Crypto funds saw $1 billion in outflows at the end of last week, including $576 million in a single day, amid market jitters following a hawkish Fed stance.

Digital asset investment products recorded $308 million in inflows last week, but the week ended with $1 billion in outflows over the final two days, including $576 million on Dec. 19 alone, according to data collected by CoinShares.

In a Monday blog post, the Jersey-headquartered firm said the sharp outflows came after market reactions to the Federal Reserve’s hawkish stance. Total assets under management for digital asset exchange-traded products fell by $17.7 billion, representing a 0.37% decline in assets under management, marking the 13th largest single-day outflow on record, said CoinShares head of research James Butterfill.

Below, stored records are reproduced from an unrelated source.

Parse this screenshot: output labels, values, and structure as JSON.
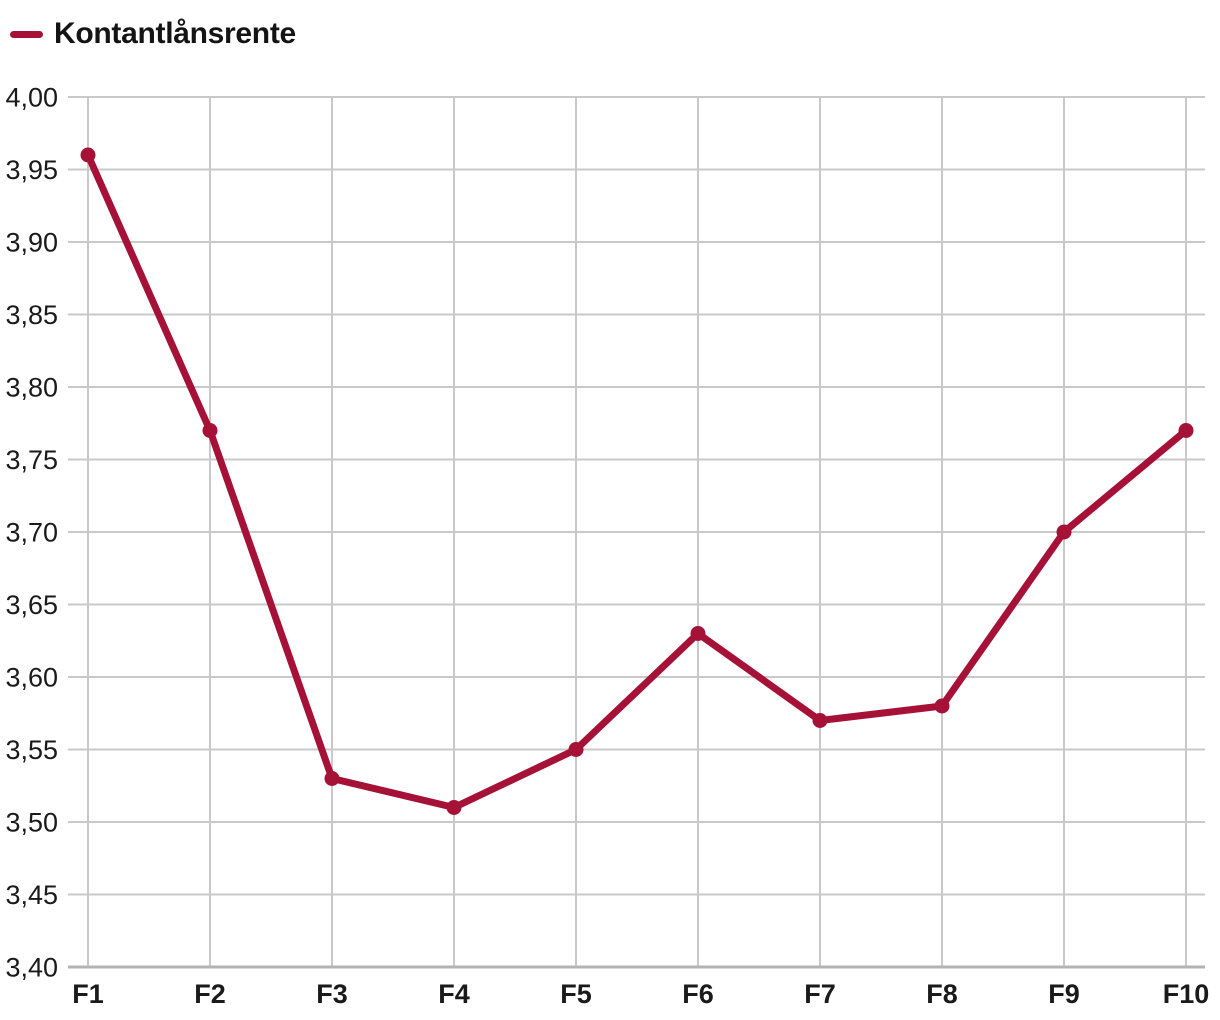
{
  "legend": {
    "label": "Kontantlånsrente"
  },
  "chart_data": {
    "type": "line",
    "title": "",
    "xlabel": "",
    "ylabel": "",
    "categories": [
      "F1",
      "F2",
      "F3",
      "F4",
      "F5",
      "F6",
      "F7",
      "F8",
      "F9",
      "F10"
    ],
    "series": [
      {
        "name": "Kontantlånsrente",
        "color": "#A61137",
        "values": [
          3.96,
          3.77,
          3.53,
          3.51,
          3.55,
          3.63,
          3.57,
          3.58,
          3.7,
          3.77
        ]
      }
    ],
    "ylim": [
      3.4,
      4.0
    ],
    "y_ticks": [
      {
        "value": 4.0,
        "label": "4,00"
      },
      {
        "value": 3.95,
        "label": "3,95"
      },
      {
        "value": 3.9,
        "label": "3,90"
      },
      {
        "value": 3.85,
        "label": "3,85"
      },
      {
        "value": 3.8,
        "label": "3,80"
      },
      {
        "value": 3.75,
        "label": "3,75"
      },
      {
        "value": 3.7,
        "label": "3,70"
      },
      {
        "value": 3.65,
        "label": "3,65"
      },
      {
        "value": 3.6,
        "label": "3,60"
      },
      {
        "value": 3.55,
        "label": "3,55"
      },
      {
        "value": 3.5,
        "label": "3,50"
      },
      {
        "value": 3.45,
        "label": "3,45"
      },
      {
        "value": 3.4,
        "label": "3,40"
      }
    ],
    "decimal_separator": ",",
    "grid": true,
    "legend_position": "top-left",
    "marker": "circle",
    "colors": {
      "gridline": "#C9C9C9",
      "axis_line": "#B3B3B3",
      "tick_text": "#1A1A1A"
    }
  }
}
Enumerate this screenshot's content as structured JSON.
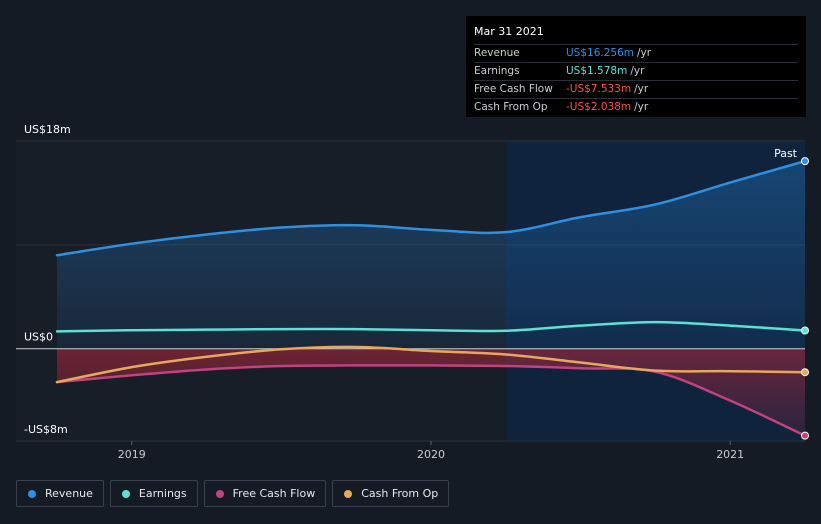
{
  "chart_data": {
    "type": "area",
    "y_label_top": "US$18m",
    "y_label_zero": "US$0",
    "y_label_bottom": "-US$8m",
    "ylim": [
      -8,
      18
    ],
    "xlim": [
      2018.72,
      2021.25
    ],
    "x_ticks": [
      {
        "value": 2019.0,
        "label": "2019"
      },
      {
        "value": 2020.0,
        "label": "2020"
      },
      {
        "value": 2021.0,
        "label": "2021"
      }
    ],
    "past_label": "Past",
    "highlight_start": 2020.25,
    "series": [
      {
        "name": "Revenue",
        "color": "#2f8fe0",
        "x": [
          2018.75,
          2019.0,
          2019.25,
          2019.5,
          2019.75,
          2020.0,
          2020.25,
          2020.5,
          2020.75,
          2021.0,
          2021.25
        ],
        "values": [
          8.1,
          9.1,
          9.9,
          10.5,
          10.7,
          10.3,
          10.1,
          11.4,
          12.5,
          14.4,
          16.256
        ]
      },
      {
        "name": "Earnings",
        "color": "#5ce1d6",
        "x": [
          2018.75,
          2019.0,
          2019.25,
          2019.5,
          2019.75,
          2020.0,
          2020.25,
          2020.5,
          2020.75,
          2021.0,
          2021.25
        ],
        "values": [
          1.5,
          1.6,
          1.65,
          1.7,
          1.7,
          1.6,
          1.55,
          2.0,
          2.3,
          2.0,
          1.578
        ]
      },
      {
        "name": "Free Cash Flow",
        "color": "#c0427f",
        "x": [
          2018.75,
          2019.0,
          2019.25,
          2019.5,
          2019.75,
          2020.0,
          2020.25,
          2020.5,
          2020.75,
          2021.0,
          2021.25
        ],
        "values": [
          -2.9,
          -2.3,
          -1.8,
          -1.5,
          -1.45,
          -1.45,
          -1.5,
          -1.7,
          -2.0,
          -4.5,
          -7.533
        ]
      },
      {
        "name": "Cash From Op",
        "color": "#e8a85c",
        "x": [
          2018.75,
          2019.0,
          2019.25,
          2019.5,
          2019.75,
          2020.0,
          2020.25,
          2020.5,
          2020.75,
          2021.0,
          2021.25
        ],
        "values": [
          -2.9,
          -1.6,
          -0.7,
          -0.05,
          0.15,
          -0.2,
          -0.5,
          -1.2,
          -1.9,
          -1.95,
          -2.038
        ]
      }
    ]
  },
  "tooltip": {
    "date": "Mar 31 2021",
    "rows": [
      {
        "name": "Revenue",
        "value": "US$16.256m",
        "unit": "/yr",
        "color": "#2f8fe0"
      },
      {
        "name": "Earnings",
        "value": "US$1.578m",
        "unit": "/yr",
        "color": "#5ce1d6"
      },
      {
        "name": "Free Cash Flow",
        "value": "-US$7.533m",
        "unit": "/yr",
        "color": "#ff4d4d"
      },
      {
        "name": "Cash From Op",
        "value": "-US$2.038m",
        "unit": "/yr",
        "color": "#ff4d4d"
      }
    ]
  },
  "legend": [
    {
      "label": "Revenue",
      "color": "#2f8fe0"
    },
    {
      "label": "Earnings",
      "color": "#5ce1d6"
    },
    {
      "label": "Free Cash Flow",
      "color": "#c0427f"
    },
    {
      "label": "Cash From Op",
      "color": "#e8a85c"
    }
  ]
}
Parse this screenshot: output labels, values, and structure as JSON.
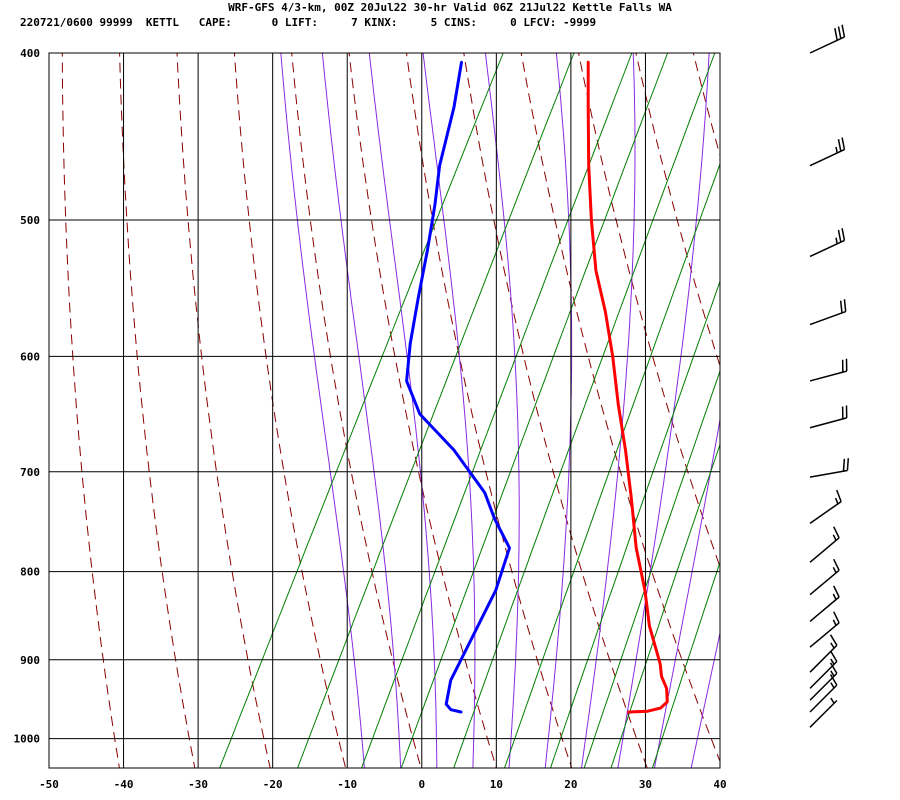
{
  "chart_data": {
    "type": "line",
    "title": "WRF-GFS 4/3-km, 00Z 20Jul22 30-hr Valid 06Z 21Jul22 Kettle Falls WA",
    "subtitle": "220721/0600 99999  KETTL   CAPE:      0 LIFT:     7 KINX:     5 CINS:     0 LFCV: -9999",
    "xlabel": "",
    "ylabel": "",
    "xlim": [
      -50,
      40
    ],
    "ylim": [
      1040,
      400
    ],
    "x_ticks": [
      "-50",
      "-40",
      "-30",
      "-20",
      "-10",
      "0",
      "10",
      "20",
      "30",
      "40"
    ],
    "y_ticks": [
      "400",
      "500",
      "600",
      "700",
      "800",
      "900",
      "1000"
    ],
    "series": [
      {
        "name": "Temperature",
        "color": "#ff0000",
        "points": [
          [
            24,
            965
          ],
          [
            26.5,
            964
          ],
          [
            28,
            960
          ],
          [
            28.5,
            952
          ],
          [
            27.5,
            935
          ],
          [
            26,
            920
          ],
          [
            25,
            905
          ],
          [
            21,
            860
          ],
          [
            18,
            820
          ],
          [
            14,
            775
          ],
          [
            10,
            725
          ],
          [
            6,
            680
          ],
          [
            2,
            640
          ],
          [
            -2,
            600
          ],
          [
            -6,
            565
          ],
          [
            -10,
            535
          ],
          [
            -14,
            500
          ],
          [
            -18,
            465
          ],
          [
            -22,
            430
          ],
          [
            -25,
            405
          ]
        ]
      },
      {
        "name": "Dewpoint",
        "color": "#0000ff",
        "points": [
          [
            1.5,
            965
          ],
          [
            0,
            962
          ],
          [
            -1,
            955
          ],
          [
            -2,
            925
          ],
          [
            -2,
            880
          ],
          [
            -2,
            820
          ],
          [
            -3,
            775
          ],
          [
            -7,
            745
          ],
          [
            -10,
            720
          ],
          [
            -17,
            680
          ],
          [
            -24,
            648
          ],
          [
            -28,
            620
          ],
          [
            -30,
            590
          ],
          [
            -32,
            555
          ],
          [
            -34,
            520
          ],
          [
            -36,
            490
          ],
          [
            -38,
            465
          ],
          [
            -40,
            430
          ],
          [
            -42,
            405
          ]
        ]
      }
    ],
    "background_lines": {
      "dry_adiabats_theta_K": [
        210,
        220,
        230,
        240,
        250,
        260,
        270,
        280,
        290,
        300,
        310,
        320,
        330,
        340,
        350,
        360,
        370,
        380,
        390,
        400,
        410,
        420
      ],
      "moist_adiabats_thetaw_C": [
        -10,
        -5,
        0,
        5,
        10,
        15,
        20,
        25,
        30,
        35
      ],
      "mixing_ratio_gkg": [
        0.4,
        1,
        2,
        3,
        5,
        8,
        12,
        16,
        20,
        28
      ]
    },
    "wind_barbs": [
      {
        "p": 400,
        "dir": 245,
        "kt": 30
      },
      {
        "p": 465,
        "dir": 245,
        "kt": 25
      },
      {
        "p": 525,
        "dir": 245,
        "kt": 25
      },
      {
        "p": 575,
        "dir": 250,
        "kt": 20
      },
      {
        "p": 620,
        "dir": 255,
        "kt": 20
      },
      {
        "p": 660,
        "dir": 255,
        "kt": 20
      },
      {
        "p": 705,
        "dir": 260,
        "kt": 20
      },
      {
        "p": 750,
        "dir": 235,
        "kt": 15
      },
      {
        "p": 790,
        "dir": 230,
        "kt": 15
      },
      {
        "p": 825,
        "dir": 230,
        "kt": 15
      },
      {
        "p": 855,
        "dir": 230,
        "kt": 15
      },
      {
        "p": 885,
        "dir": 230,
        "kt": 15
      },
      {
        "p": 915,
        "dir": 225,
        "kt": 15
      },
      {
        "p": 935,
        "dir": 225,
        "kt": 15
      },
      {
        "p": 950,
        "dir": 225,
        "kt": 15
      },
      {
        "p": 965,
        "dir": 225,
        "kt": 15
      },
      {
        "p": 985,
        "dir": 225,
        "kt": 5
      }
    ],
    "colors": {
      "grid": "#000000",
      "dry_adiabat": "#8b0000",
      "moist_adiabat": "#8a2be2",
      "mixing_ratio": "#008000",
      "barb": "#000000"
    }
  }
}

Bitcoin (BTC) remained resilient, posting $375 million in net inflows for the week, while Ethereum (ETH) also saw $51 million in inflows, though this came at the expense of Solana, which recorded $8.7 million in outflows.

Multi-asset investment products faced the steepest losses, with $121 million in outflows. However, selective interest in altcoins persisted, with XRP ($8.8 million), Horizen ($4.8 million), and Polkadot ($1.9 million) showing positive inflows.

The outflows come as Bitcoin struggles staying above the $100,000 mark, falling in a moment below $95,000. According to CoinGlass, Bitcoin’s descent triggered a $1.4 billion mass liquidation event, wiping out leveraged long positions within 24 hours.